Lebewesen > Pflanzen > Hokkaidokürbis

Der Hokkaidokürbis ist eine in Japan entwickelte Zuchtform des Kürbisses der aus den Anden stammenden Art Cucurbita maxima (Cucurbitaceae).
Der geografische Name Hokkaido wird im japanischen Original auf dem a betont und viersilbig gesprochen; im Deutschen hat sich die Betonung auf dem i eingebürgert.

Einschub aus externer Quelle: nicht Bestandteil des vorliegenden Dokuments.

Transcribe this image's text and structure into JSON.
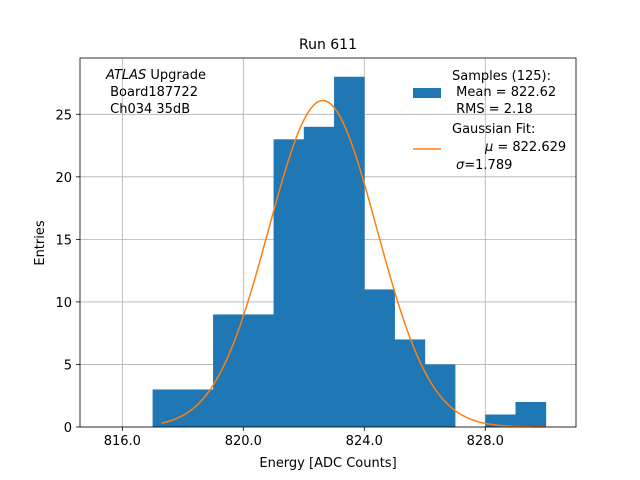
{
  "chart_data": {
    "type": "bar",
    "title": "Run 611",
    "xlabel": "Energy [ADC Counts]",
    "ylabel": "Entries",
    "xlim": [
      814.6,
      831.0
    ],
    "ylim": [
      0,
      29.5
    ],
    "xticks": [
      816,
      820,
      824,
      828
    ],
    "xtick_labels": [
      "816.0",
      "820.0",
      "824.0",
      "828.0"
    ],
    "yticks": [
      0,
      5,
      10,
      15,
      20,
      25
    ],
    "ytick_labels": [
      "0",
      "5",
      "10",
      "15",
      "20",
      "25"
    ],
    "grid": true,
    "bar_color": "#1f77b4",
    "fit_color": "#ff7f0e",
    "histogram": {
      "bin_edges": [
        817,
        818,
        819,
        820,
        821,
        822,
        823,
        824,
        825,
        826,
        827,
        828,
        829,
        830
      ],
      "counts": [
        3,
        3,
        9,
        9,
        23,
        24,
        28,
        11,
        7,
        5,
        0,
        1,
        2
      ]
    },
    "fit": {
      "mean": 822.629,
      "sigma": 1.789,
      "amplitude": 26.1,
      "x_range": [
        817.3,
        830.0
      ]
    },
    "annotation": {
      "italic": "ATLAS",
      "line1_rest": " Upgrade",
      "line2": " Board187722",
      "line3": " Ch034 35dB"
    },
    "legend": {
      "placement": "top-right",
      "samples": [
        "Samples (125):",
        " Mean = 822.62",
        " RMS = 2.18"
      ],
      "fit_title": "Gaussian Fit:",
      "fit_mu_symbol": "μ",
      "fit_mu_value": " = 822.629",
      "fit_sigma_symbol": "σ",
      "fit_sigma_value": "=1.789"
    }
  }
}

Der Hokkaidokürbis ist leicht anzubauen und wird mitsamt seiner Schale gegessen. Ansonsten wird er ähnlich genutzt wie andere Kürbissorten. Auch seine Samen (Kürbiskerne) werden gegessen.
Inhaltsstoffe:
Fruchtfleisch: Ballaststoffe, Saccharose, Proteine, Carotine, Cumarine, Calcium, Magnesium, Eisen.
Samen: Öl mit Lecithin und Omega-3-Fettsäuren, Cucurbitacin.
Gesundheitswert:
Das Fruchtfleisch ist nahrhaft und hat dieselben Werte wie andere Kürbisse.
Die Samen sind wie diejenigen anderer Kürbisse harntreibend und entzündungswidrig und werden daher bei Entzündungen der Harnwege eingesetzt; auch beugen sie dem Prostatawachstum vor.
Zubereitungen:
Gekochtes oder gegrilltes Fruchtfleisch einschließlich Schale in diversen kulinarischen Zubereitungen, oft mit Ingwer genossen.

Anbau:
Der Hokkaidokürbis braucht Platz, da er lange Ranken bildet.
An stickstoffreichen Standorten, manchmal direkt am Mist– oder Komposthaufen angesät.
Warnungen und Gegenanzeigen:
Vorsicht mit Kürbiskernen ist angesagt, wenn man harntreibende Medikamente nimmt.